In January, the Montana High School Association adopted baseball as an official sport with individual school districts deciding whether or not to adopt baseball as a part of their activity offerings. Since then, 22 schools — including AA schools Butte and Belgrade — voted to adopt baseball to begin in Spring 2023. The addition of girls wrestling to SD2 allowed them to explore the possibility of adding baseball while still complying with Title IX requirements.

Before voting, board trustees expressed a desire to add baseball but felt that current funding isn’t available to sustain it effectively between other budgets and the deficit currently in the elementary school budget.

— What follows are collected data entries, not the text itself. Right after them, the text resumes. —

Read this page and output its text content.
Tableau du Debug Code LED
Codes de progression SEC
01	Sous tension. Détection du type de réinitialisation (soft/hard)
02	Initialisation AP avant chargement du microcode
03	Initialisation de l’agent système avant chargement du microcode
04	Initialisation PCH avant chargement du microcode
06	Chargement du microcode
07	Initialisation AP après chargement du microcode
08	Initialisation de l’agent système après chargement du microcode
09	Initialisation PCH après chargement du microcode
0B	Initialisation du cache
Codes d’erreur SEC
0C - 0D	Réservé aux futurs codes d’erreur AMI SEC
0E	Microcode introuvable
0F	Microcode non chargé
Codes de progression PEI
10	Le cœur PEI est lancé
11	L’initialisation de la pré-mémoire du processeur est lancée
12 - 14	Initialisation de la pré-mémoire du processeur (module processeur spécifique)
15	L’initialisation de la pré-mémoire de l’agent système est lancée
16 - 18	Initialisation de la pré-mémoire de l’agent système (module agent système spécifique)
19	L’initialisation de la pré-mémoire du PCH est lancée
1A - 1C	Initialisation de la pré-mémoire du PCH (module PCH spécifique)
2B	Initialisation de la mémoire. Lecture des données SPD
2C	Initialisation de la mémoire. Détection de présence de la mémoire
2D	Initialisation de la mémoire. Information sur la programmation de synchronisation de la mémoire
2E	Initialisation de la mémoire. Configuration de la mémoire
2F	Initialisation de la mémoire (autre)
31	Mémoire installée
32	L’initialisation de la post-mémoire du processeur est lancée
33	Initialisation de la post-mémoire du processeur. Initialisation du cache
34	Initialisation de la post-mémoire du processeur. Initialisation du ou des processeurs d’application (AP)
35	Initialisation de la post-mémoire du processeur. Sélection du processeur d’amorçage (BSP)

“I really want to approve this, but I just don’t know where we’re supposed to find the money,” board trustee and vice-chair Jennifer Hoffman said. “$140,000 annually … to pay for baseball, I don’t know where it’s supposed to come from.”

Despite the no-vote, the board said they would be willing to revisit the option when funding was no longer an issue. Wahl said it’s almost certain to happen due to the amount of public interest he’s received.

“If you don’t pass it tonight, I think it will come up [again]. I think there’s a big enough baseball community. I think that it’ll come up each year to adopt it,” Wahl said.